California has 940 school districts, the most of any state in America. By comparison, Florida has just 63. A California lawmakers audit in 2014 shows district consolidation would save hundreds of millions of dollars in the annual school budget. For example, each of those 940 districts has  it’s own administrators. In California a superintendent is paid roughly $200,000 a year – that’s 190 million dollars from the state school budget annually. Add assistant superintendents and that’s another 90 million dollars, totaling almost $300 million a year spent on school administrators in California, not students. Money that could help California schools during state budget shortfalls.

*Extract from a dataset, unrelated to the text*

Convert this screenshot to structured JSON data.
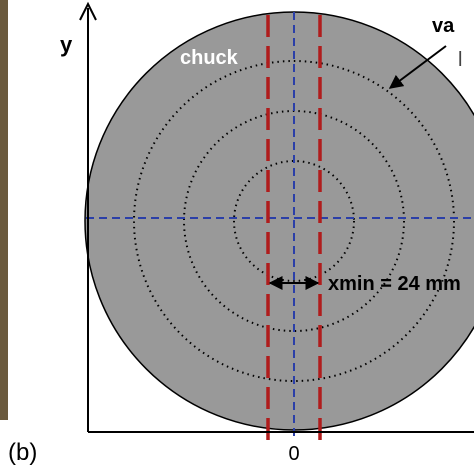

That $300 million more than covers the yearly state budget for literacy programs in California. And is enough to fund Governor Newsom’s new directive for high-need underperforming schools each year.

A state audit revealed that 80 percent of districts in California are experiencing declining enrollment. State COVID closures lead to a record number of parents home schooling, and private school enrollment went up. California schools lost almost 600,000 students since the pandemic. Add the millions more are leaving California for states with lower cost of living and less crime… and the student population is shrinking to its lowest in decades.

Consolidating the districts would make sense and save money, but the California teachers unions do not support it. In 2022 Oakland schools proposed consolidation. Teachers walked out, which led to schools being shut down. The union claims district closures would harm students of color. State lawmakers never acted on the recommendations to consolidate and help taxpayer dollars benefit students rather than bureaucracy.